Thursday, June 2, 2016
MUSIC REVIEW OF THE DAY: VARIOUS - STONY PLAIN 40 YEARS
All you need do is glance down the track listing to see how important the label has been through the years, not just for Canadian fans but on an international level. It's the home for top-quality U.S. artists such as Eric Bibb, Maria Muldaur and Duke Robillard. Music legends such as Rosco Gordon, Jay McShann and Billy Boy Arnold have enjoyed late-life success and honour thanks to the label's sense of history and stewardship. When major labels didn't step up to the plate for important work by luminaries Emmylou Harris, Steve Earle, Rodney Crowell and Jennifer Warnes, the company stepped in and scooped them up. And they curated sterling projects, such as the recent collaboration between Telecaster masters James Burton, Albert Lee, David Wilcox and Amos Garrett.

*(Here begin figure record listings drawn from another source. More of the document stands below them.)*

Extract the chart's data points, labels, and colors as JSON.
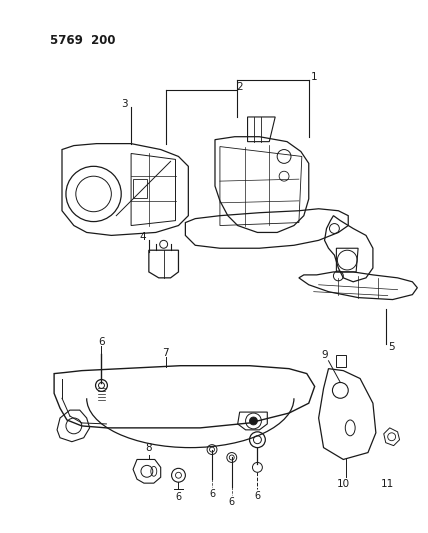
{
  "title": "5769  200",
  "bg": "#ffffff",
  "lc": "#1a1a1a",
  "fig_w": 4.28,
  "fig_h": 5.33,
  "dpi": 100
}
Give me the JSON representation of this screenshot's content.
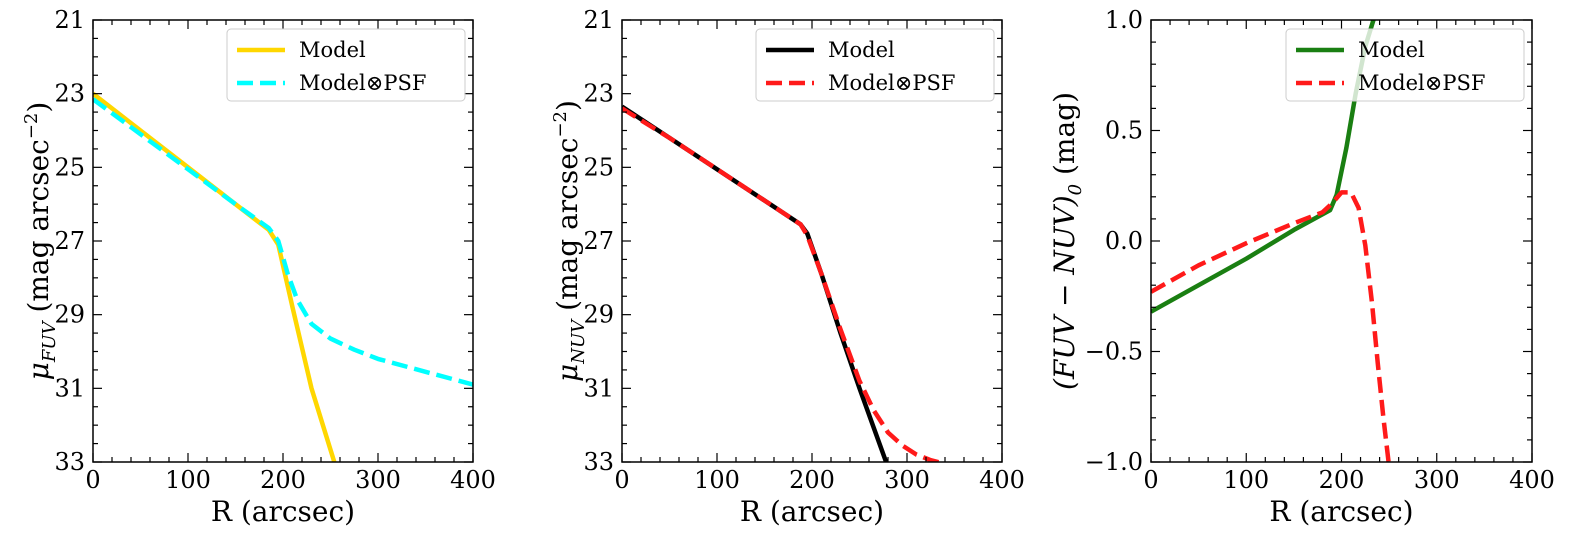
{
  "chart_data": [
    {
      "type": "line",
      "xlabel": "R (arcsec)",
      "ylabel_main": "μ",
      "ylabel_sub": "FUV",
      "ylabel_rest": " (mag arcsec",
      "ylabel_sup": "−2",
      "ylabel_end": ")",
      "xlim": [
        0,
        400
      ],
      "ylim": [
        33,
        21
      ],
      "y_inverted": true,
      "xticks": [
        0,
        100,
        200,
        300,
        400
      ],
      "xtick_labels": [
        "0",
        "100",
        "200",
        "300",
        "400"
      ],
      "yticks": [
        21,
        23,
        25,
        27,
        29,
        31,
        33
      ],
      "ytick_labels": [
        "21",
        "23",
        "25",
        "27",
        "29",
        "31",
        "33"
      ],
      "legend_position": "top-right",
      "series": [
        {
          "name": "Model",
          "color": "#FFD700",
          "dash": "solid",
          "x": [
            0,
            50,
            100,
            150,
            185,
            195,
            210,
            230,
            254
          ],
          "y": [
            23.0,
            24.0,
            25.0,
            26.0,
            26.7,
            27.1,
            28.8,
            31.0,
            33.0
          ]
        },
        {
          "name": "Model⊗PSF",
          "color": "#00FFFF",
          "dash": "dashed",
          "x": [
            0,
            50,
            100,
            150,
            185,
            195,
            205,
            215,
            230,
            250,
            275,
            300,
            350,
            400
          ],
          "y": [
            23.15,
            24.1,
            25.05,
            26.0,
            26.65,
            27.0,
            27.9,
            28.6,
            29.25,
            29.65,
            29.95,
            30.2,
            30.55,
            30.9
          ]
        }
      ]
    },
    {
      "type": "line",
      "xlabel": "R (arcsec)",
      "ylabel_main": "μ",
      "ylabel_sub": "NUV",
      "ylabel_rest": " (mag arcsec",
      "ylabel_sup": "−2",
      "ylabel_end": ")",
      "xlim": [
        0,
        400
      ],
      "ylim": [
        33,
        21
      ],
      "y_inverted": true,
      "xticks": [
        0,
        100,
        200,
        300,
        400
      ],
      "xtick_labels": [
        "0",
        "100",
        "200",
        "300",
        "400"
      ],
      "yticks": [
        21,
        23,
        25,
        27,
        29,
        31,
        33
      ],
      "ytick_labels": [
        "21",
        "23",
        "25",
        "27",
        "29",
        "31",
        "33"
      ],
      "legend_position": "top-right",
      "series": [
        {
          "name": "Model",
          "color": "#000000",
          "dash": "solid",
          "x": [
            0,
            50,
            100,
            150,
            188,
            195,
            210,
            230,
            250,
            278
          ],
          "y": [
            23.35,
            24.2,
            25.05,
            25.9,
            26.55,
            26.8,
            27.9,
            29.5,
            31.0,
            33.0
          ]
        },
        {
          "name": "Model⊗PSF",
          "color": "#FF1A1A",
          "dash": "dashed",
          "x": [
            0,
            50,
            100,
            150,
            188,
            195,
            210,
            230,
            250,
            265,
            280,
            295,
            310,
            325,
            340
          ],
          "y": [
            23.4,
            24.2,
            25.05,
            25.9,
            26.55,
            26.85,
            27.9,
            29.4,
            30.8,
            31.6,
            32.2,
            32.55,
            32.8,
            32.95,
            33.05
          ]
        }
      ]
    },
    {
      "type": "line",
      "xlabel": "R (arcsec)",
      "ylabel_main": "(FUV − NUV)",
      "ylabel_sub": "0",
      "ylabel_rest": " (mag)",
      "ylabel_sup": "",
      "ylabel_end": "",
      "xlim": [
        0,
        400
      ],
      "ylim": [
        -1.0,
        1.0
      ],
      "y_inverted": false,
      "xticks": [
        0,
        100,
        200,
        300,
        400
      ],
      "xtick_labels": [
        "0",
        "100",
        "200",
        "300",
        "400"
      ],
      "yticks": [
        -1.0,
        -0.5,
        0.0,
        0.5,
        1.0
      ],
      "ytick_labels": [
        "−1.0",
        "−0.5",
        "0.0",
        "0.5",
        "1.0"
      ],
      "legend_position": "top-right",
      "series": [
        {
          "name": "Model",
          "color": "#1A7F12",
          "dash": "solid",
          "x": [
            0,
            50,
            100,
            150,
            188,
            195,
            205,
            215,
            225,
            235
          ],
          "y": [
            -0.32,
            -0.2,
            -0.08,
            0.05,
            0.14,
            0.21,
            0.42,
            0.67,
            0.88,
            1.02
          ]
        },
        {
          "name": "Model⊗PSF",
          "color": "#FF1A1A",
          "dash": "dashed",
          "x": [
            0,
            50,
            100,
            150,
            180,
            190,
            200,
            210,
            218,
            225,
            232,
            238,
            244,
            250
          ],
          "y": [
            -0.23,
            -0.11,
            -0.01,
            0.08,
            0.13,
            0.17,
            0.22,
            0.22,
            0.15,
            -0.02,
            -0.28,
            -0.55,
            -0.8,
            -1.02
          ]
        }
      ]
    }
  ]
}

Then there's all the company does for Canada. Would Corb Lund and Tim Hus get played on regular country radio, or have anyone take a chance? The rebirth of Ian Tyson with his modern real cowboy music has been a continuing joy for over 30 years. There's the different talents of Spirit of the West, Jr. Gone Wild and Harry Manx. And the blues and jazz along the way: Jeff Healey, Kenny "Blues Boss" Wayne, Long John Baldry, King Biscuit Boy, Paul Reddick and Big Dave McLean, they're all here, some old cuts, some brand new.

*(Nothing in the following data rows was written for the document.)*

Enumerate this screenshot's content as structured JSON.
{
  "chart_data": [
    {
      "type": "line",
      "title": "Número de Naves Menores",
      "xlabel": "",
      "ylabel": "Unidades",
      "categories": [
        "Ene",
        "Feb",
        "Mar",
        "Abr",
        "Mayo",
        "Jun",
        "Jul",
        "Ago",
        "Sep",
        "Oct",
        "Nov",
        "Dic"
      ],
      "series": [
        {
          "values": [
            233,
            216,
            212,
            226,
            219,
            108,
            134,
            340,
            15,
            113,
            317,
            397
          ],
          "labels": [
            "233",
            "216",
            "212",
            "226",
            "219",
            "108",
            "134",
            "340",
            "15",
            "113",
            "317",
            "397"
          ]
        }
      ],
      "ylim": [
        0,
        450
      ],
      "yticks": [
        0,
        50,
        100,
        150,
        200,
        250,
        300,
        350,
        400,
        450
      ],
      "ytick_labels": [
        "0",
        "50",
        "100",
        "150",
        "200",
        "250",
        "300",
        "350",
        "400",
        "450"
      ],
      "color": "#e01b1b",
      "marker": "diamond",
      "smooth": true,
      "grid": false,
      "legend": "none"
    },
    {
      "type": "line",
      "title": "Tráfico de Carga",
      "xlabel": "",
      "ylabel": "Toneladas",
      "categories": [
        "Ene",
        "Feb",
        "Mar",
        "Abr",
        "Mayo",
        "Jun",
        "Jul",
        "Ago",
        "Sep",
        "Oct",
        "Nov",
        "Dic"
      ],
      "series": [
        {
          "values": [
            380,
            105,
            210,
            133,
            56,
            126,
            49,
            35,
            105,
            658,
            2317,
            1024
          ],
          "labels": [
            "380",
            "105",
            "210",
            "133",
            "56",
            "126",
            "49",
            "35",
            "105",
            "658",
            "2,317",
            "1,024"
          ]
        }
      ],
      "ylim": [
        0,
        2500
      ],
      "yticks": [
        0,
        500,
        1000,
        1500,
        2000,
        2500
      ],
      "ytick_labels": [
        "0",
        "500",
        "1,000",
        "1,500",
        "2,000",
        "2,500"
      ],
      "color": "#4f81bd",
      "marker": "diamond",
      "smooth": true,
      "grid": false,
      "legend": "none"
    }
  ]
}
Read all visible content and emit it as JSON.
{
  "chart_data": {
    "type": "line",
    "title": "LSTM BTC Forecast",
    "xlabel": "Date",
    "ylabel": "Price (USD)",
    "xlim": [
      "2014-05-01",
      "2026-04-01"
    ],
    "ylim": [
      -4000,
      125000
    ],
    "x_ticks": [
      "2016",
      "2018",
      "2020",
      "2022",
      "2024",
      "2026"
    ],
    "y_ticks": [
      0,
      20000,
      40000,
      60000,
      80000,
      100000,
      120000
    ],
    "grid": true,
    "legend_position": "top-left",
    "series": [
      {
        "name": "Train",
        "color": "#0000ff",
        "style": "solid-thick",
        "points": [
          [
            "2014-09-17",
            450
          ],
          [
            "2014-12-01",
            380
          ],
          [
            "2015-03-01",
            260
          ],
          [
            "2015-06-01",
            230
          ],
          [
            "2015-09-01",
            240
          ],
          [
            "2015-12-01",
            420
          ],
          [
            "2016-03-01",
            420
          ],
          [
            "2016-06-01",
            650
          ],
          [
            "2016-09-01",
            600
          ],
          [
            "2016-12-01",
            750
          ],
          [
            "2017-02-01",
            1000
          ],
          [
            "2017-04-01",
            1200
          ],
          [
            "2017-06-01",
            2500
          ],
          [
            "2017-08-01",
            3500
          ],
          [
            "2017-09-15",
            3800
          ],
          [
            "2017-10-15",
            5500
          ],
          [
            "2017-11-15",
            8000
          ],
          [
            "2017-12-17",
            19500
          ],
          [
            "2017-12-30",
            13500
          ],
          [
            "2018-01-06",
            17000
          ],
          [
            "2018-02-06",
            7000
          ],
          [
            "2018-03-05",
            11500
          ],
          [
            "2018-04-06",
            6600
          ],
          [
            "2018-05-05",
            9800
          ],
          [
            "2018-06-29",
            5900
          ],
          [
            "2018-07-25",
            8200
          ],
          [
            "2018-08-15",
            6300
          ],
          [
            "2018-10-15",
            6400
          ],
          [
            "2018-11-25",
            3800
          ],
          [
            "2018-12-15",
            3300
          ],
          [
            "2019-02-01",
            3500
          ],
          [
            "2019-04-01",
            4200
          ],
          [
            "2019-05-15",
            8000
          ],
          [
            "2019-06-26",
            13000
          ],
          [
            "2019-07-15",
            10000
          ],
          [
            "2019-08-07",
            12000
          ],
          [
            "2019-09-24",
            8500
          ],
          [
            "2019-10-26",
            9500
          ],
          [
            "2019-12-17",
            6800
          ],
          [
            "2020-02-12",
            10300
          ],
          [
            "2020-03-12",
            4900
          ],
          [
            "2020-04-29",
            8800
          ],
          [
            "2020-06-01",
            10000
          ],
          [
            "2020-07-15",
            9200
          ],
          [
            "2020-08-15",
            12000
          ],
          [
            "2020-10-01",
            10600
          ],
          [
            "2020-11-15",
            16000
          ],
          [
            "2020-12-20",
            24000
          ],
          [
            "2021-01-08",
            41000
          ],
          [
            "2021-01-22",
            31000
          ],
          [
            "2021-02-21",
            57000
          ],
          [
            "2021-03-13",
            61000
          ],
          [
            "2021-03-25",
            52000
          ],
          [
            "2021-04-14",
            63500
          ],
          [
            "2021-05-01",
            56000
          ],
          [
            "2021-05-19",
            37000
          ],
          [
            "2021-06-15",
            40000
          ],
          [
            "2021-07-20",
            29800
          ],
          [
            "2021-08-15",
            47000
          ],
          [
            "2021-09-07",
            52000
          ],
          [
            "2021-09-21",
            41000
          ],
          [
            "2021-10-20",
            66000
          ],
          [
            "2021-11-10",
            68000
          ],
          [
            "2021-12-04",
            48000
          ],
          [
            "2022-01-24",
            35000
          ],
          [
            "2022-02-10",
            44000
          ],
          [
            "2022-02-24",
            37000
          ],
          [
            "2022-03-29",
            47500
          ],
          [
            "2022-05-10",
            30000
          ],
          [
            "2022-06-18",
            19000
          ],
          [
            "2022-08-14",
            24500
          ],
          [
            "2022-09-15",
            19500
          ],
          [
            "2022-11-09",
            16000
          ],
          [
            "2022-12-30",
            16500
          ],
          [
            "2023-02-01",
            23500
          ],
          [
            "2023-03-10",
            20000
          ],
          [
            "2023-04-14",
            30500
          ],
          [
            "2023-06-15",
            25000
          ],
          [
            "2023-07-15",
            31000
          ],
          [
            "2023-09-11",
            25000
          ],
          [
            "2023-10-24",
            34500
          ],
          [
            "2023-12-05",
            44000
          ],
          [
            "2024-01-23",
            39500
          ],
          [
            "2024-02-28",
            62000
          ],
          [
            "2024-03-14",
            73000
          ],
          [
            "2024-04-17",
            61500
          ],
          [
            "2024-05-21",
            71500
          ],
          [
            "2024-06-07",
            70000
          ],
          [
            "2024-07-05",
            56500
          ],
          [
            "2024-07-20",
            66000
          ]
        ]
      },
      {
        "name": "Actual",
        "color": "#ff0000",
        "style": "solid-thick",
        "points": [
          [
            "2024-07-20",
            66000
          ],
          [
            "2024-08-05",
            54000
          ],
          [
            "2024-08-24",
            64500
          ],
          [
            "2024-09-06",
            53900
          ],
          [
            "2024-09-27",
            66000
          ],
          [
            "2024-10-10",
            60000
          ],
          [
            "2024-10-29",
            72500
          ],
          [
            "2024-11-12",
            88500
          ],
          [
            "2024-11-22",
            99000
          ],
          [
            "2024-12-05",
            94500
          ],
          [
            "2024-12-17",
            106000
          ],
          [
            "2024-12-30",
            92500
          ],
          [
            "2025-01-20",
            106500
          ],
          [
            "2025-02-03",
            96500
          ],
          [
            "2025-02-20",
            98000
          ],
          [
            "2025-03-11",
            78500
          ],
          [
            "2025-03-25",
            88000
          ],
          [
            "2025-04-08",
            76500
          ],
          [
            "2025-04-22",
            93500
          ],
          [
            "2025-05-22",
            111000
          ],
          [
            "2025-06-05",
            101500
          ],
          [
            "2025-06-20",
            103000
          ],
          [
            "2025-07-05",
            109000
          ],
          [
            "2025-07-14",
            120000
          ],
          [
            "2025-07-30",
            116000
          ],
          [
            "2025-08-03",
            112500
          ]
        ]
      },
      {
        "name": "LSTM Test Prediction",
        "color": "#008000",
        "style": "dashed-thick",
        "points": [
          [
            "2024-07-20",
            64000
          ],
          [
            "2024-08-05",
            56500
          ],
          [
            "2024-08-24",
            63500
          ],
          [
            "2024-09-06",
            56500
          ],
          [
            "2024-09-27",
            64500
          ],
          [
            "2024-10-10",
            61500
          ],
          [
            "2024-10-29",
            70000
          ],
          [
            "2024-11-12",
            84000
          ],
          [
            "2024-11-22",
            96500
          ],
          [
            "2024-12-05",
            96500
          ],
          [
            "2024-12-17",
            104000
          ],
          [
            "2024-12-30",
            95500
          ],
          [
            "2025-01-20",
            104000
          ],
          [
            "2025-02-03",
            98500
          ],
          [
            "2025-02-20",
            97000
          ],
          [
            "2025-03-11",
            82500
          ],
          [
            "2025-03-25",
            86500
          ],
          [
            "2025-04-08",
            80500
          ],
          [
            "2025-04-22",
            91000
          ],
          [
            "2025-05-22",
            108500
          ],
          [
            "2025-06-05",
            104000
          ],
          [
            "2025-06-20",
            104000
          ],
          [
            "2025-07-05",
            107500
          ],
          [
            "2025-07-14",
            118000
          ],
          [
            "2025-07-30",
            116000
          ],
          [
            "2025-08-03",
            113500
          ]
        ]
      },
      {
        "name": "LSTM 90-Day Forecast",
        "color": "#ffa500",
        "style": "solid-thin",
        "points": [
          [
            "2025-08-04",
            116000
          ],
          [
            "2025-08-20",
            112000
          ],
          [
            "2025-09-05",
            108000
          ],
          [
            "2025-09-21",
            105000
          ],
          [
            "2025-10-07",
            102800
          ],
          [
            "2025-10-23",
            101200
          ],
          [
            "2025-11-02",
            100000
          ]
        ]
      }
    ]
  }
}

The format has stayed the same, with one disc of singer-songwriter types, one of blues and such, and a third that always rareties of some sort, sometimes a DVD of videos. This time it's twelve unreleased or ridiculously hard-to-find cuts you'd have to spend a fortune for on eBay. There are two cuts from the original delta blues player Sam Chatmon, a couple from Eric Bibb that had only come out in Europe, a new cut from David Wilcox that will be on his next album for the label, and the surprising instrumental version of Amy Winehouse's Rehab from Duke Robillard, that only came out as a download back in 2009. These are great samplers of the Stony Plain 40-year legacy. If you had each one over the years, you'd have a darn good roots/blues collection. But then, you'd probably just want to buy every album they put out.